The Real Culprits. The case for support was made before the American Bankers Association last week in Detroit by its former president, Frank C. Rathje, of Chicago's Mutual National Bank. Dropping the peg, he said, might well "provoke a storm." The real inflationary culprits, charged Rathje, were not the banks, but the non-bank lending agencies, primarily the insurance companies.

In the twelve months ending June 30, he said, the insurance companies had cashed in nearly $3 billion worth of Government securities, twice as much as the banks, and had upped their loans and investments by $6 billion. Altogether, said Rathje, the lending power of non-bank interests had risen by $15 billion, or at three times the rate of FRB member banks. His remedy: put the lending of non-bank agencies under federal regulation.

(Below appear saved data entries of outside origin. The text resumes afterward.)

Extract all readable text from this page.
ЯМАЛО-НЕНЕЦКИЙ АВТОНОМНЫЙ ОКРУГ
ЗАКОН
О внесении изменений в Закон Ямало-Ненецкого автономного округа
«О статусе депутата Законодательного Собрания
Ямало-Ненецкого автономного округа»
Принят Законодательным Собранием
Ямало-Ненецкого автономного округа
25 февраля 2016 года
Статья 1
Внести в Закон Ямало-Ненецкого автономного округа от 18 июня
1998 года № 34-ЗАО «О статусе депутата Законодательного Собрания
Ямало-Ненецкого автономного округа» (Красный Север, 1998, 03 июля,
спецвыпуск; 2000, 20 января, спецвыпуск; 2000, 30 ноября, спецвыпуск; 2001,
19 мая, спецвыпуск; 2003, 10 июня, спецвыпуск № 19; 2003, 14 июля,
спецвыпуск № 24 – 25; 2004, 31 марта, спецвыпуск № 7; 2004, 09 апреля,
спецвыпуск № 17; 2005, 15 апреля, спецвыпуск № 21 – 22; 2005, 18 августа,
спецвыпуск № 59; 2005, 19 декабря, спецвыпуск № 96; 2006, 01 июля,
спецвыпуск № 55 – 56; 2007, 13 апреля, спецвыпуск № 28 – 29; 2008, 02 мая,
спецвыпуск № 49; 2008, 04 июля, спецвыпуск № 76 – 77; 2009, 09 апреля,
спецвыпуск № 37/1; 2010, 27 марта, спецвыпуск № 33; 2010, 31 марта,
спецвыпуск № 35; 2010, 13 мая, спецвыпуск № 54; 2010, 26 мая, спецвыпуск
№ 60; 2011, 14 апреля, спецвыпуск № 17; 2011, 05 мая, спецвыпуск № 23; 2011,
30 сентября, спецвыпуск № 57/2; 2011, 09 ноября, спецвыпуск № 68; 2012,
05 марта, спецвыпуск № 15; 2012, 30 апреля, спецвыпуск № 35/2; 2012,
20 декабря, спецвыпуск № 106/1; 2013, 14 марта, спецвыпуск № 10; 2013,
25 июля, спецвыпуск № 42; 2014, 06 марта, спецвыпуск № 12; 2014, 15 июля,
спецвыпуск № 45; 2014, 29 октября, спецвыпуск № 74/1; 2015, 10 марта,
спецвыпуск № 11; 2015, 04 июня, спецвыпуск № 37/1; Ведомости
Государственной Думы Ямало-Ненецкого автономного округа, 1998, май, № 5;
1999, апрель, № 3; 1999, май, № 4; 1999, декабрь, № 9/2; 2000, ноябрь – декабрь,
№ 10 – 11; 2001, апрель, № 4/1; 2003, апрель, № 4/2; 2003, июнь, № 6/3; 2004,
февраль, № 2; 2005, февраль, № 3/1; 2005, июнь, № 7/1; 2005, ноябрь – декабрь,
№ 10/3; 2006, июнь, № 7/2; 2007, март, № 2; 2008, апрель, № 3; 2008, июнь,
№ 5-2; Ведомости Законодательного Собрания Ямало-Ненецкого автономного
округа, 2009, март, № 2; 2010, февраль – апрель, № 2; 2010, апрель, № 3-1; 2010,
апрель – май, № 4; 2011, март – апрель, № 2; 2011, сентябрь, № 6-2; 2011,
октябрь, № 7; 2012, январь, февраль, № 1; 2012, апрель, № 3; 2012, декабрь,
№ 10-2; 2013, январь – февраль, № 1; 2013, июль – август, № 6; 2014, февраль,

ABA's outgoing President Joseph M. Dodge admitted that "pegged bond prices are an inflationary process." But he thought that scrapping the supports would probably not do much good in checking inflation, and in effect the chance of upsetting the delicate handling of the U.S. public debt was not worth taking.

End the Boom? No one knew for sure what would happen if the peg was abandoned. But Secretary of the Treasury John Snyder was well aware of what had happened in 1920. Liberty Bond prices dropped abruptly nearly 20% and helped pull the whole economy into a postwar slump. And in 1920 the interest-bearing public debt amounted to only $24 billion. This year, with $251 billion outstanding, the Treasury thought the shock to the U.S. might be far worse.

Furthermore, the Government had to think of sales: its need for public money is far from over. In the next twelve months it must refund $49 billion worth of maturing securities, in the next five years $100 billion, not counting any new borrowing to finance the armament program ahead. It expects to do this refunding by getting much of its cash from the bond market, which depends on public confidence in the stability of Government bonds.

Was there a middle way? In the current FORTUNE, Russell C. Leffingwell, chairman of J. P. Morgan & Co., Inc., suggested one course. He is against supporting the bonds above par because it "makes the market, and not the Federal Reserve, the master" of the U.S. money supply. He suggested that FRB have no pegged price, but support the market only when it thinks necessary. In effect, it should let the price of Government bonds fluctuate within set limits. Many another banker would go further and withdraw support until the price had fallen below par, then peg it somewhere below par. That would force big bondholders to hold on to their bonds until maturity or take a loss--and thus much inflationary credit would be squeezed out of the economy. If bonds continued to flood into FRB, it looked as if the Treasury would soon have to do something to stop the dumping.